The researchers compared normal C. elegans to mutants that lacked key DNA repair genes. Unable to fix DNA lesions, the mutants accumulate damage faster than usual and experience premature aging and shortened lifespans.
By “middle age,” the mutant worms had elevated expression of genes involved in lipid breakdown and depleted fat stores compared with their normal peers. When the researchers did the same experiments in “young adults,” they didn’t observe these differences. These results indicate that accumulation of DNA damage with age rewires cellular metabolism to breakdown fat deposits.
Looking more closely, the researchers found that lipid breakdown led to elevated levels of omega-6 polyunsaturated fatty acids in the mutant C. elegans. These fatty acids are precursors for compounds called lipid mediators, which promote inflammation, a known driver of age-related diseases.

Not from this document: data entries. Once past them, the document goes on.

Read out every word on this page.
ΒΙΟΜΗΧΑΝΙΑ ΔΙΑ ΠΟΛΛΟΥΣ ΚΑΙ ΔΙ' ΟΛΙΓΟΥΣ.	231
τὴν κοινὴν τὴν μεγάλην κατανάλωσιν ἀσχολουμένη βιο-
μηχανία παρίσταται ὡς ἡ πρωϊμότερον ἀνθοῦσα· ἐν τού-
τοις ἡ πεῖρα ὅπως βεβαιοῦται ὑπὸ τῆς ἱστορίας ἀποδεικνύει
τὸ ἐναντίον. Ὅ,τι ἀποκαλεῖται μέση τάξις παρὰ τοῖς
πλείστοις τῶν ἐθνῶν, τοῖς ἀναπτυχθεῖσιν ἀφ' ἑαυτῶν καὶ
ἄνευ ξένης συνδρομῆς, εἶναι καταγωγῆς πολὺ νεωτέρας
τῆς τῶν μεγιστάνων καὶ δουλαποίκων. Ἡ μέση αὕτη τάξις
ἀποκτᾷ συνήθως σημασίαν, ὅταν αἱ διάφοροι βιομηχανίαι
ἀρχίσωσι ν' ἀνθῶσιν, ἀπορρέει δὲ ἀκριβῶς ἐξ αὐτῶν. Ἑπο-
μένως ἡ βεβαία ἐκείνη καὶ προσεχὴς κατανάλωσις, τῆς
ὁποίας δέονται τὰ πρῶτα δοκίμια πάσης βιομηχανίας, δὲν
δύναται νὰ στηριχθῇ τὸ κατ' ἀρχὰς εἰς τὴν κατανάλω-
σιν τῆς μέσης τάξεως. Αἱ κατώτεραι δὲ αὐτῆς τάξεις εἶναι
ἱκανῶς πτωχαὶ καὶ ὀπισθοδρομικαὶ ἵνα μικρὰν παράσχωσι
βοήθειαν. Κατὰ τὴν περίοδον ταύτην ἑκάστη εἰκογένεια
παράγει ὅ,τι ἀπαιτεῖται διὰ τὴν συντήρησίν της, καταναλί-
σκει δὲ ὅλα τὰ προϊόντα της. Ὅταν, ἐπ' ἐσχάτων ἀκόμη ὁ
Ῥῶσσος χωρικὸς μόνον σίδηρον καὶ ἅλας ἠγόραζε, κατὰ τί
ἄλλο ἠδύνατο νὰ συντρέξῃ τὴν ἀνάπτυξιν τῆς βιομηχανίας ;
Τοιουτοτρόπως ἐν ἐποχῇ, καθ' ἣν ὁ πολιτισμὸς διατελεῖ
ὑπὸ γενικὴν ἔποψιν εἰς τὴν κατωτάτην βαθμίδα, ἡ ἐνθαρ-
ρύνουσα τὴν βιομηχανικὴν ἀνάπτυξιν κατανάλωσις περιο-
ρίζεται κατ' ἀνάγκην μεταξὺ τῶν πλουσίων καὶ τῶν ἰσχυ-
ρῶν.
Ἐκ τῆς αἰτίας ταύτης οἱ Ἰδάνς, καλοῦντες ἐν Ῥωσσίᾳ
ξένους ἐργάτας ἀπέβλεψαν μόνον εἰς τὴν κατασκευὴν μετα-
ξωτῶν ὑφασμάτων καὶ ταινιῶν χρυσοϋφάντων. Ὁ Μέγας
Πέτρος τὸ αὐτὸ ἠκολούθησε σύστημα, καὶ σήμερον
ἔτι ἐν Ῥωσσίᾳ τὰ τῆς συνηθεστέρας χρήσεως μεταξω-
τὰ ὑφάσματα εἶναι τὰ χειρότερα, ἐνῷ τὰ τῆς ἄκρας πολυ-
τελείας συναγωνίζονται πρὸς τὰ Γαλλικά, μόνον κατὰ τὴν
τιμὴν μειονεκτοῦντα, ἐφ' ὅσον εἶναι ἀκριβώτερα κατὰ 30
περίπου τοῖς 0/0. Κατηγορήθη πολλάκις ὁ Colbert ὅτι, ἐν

The findings could explain how shedding pounds with age can lead to development of geriatric diseases, said Gurkar. They also add weight to the idea that DNA damage is more than just a consequence of getting old: It drives aging.
“When cells recognize DNA damage, they sound an alarm, and if the damage isn’t resolved, the siren never shuts off. It’s not the damage itself, but the noise that seems to be driving aging,” she explained.
When the researchers reduced fatty acid oxidation in mutant worms, they no longer lost fat stores and normal lifespan was restored.
“By reducing fatty acid oxidation, we can inhibit inflammation and excessive fat loss,” said Gurkar. “It’s about calming the cell down so it’s no longer screaming S.O.S. all the time.”
Lipid metabolism pathways in C. elegans are shared by mice and humans, suggesting that the team’s findings could help identify therapeutic targets for age-related diseases and accelerated aging disorders. This research could also explain why pediatric cancer patients who were treated successfully with chemotherapy or radiotherapy as children often become frail and have accelerated aging by their mid-40s.
“We plan to partner with pediatric doctors to follow chemotherapy patients over time,” said Gurkar. “By measuring their DNA repair proteins, we hope to identify patients who might be more susceptible to frailty and age-related disorders later in life. This could inform tailored, or precision medicine, approaches to chemotherapy dose.”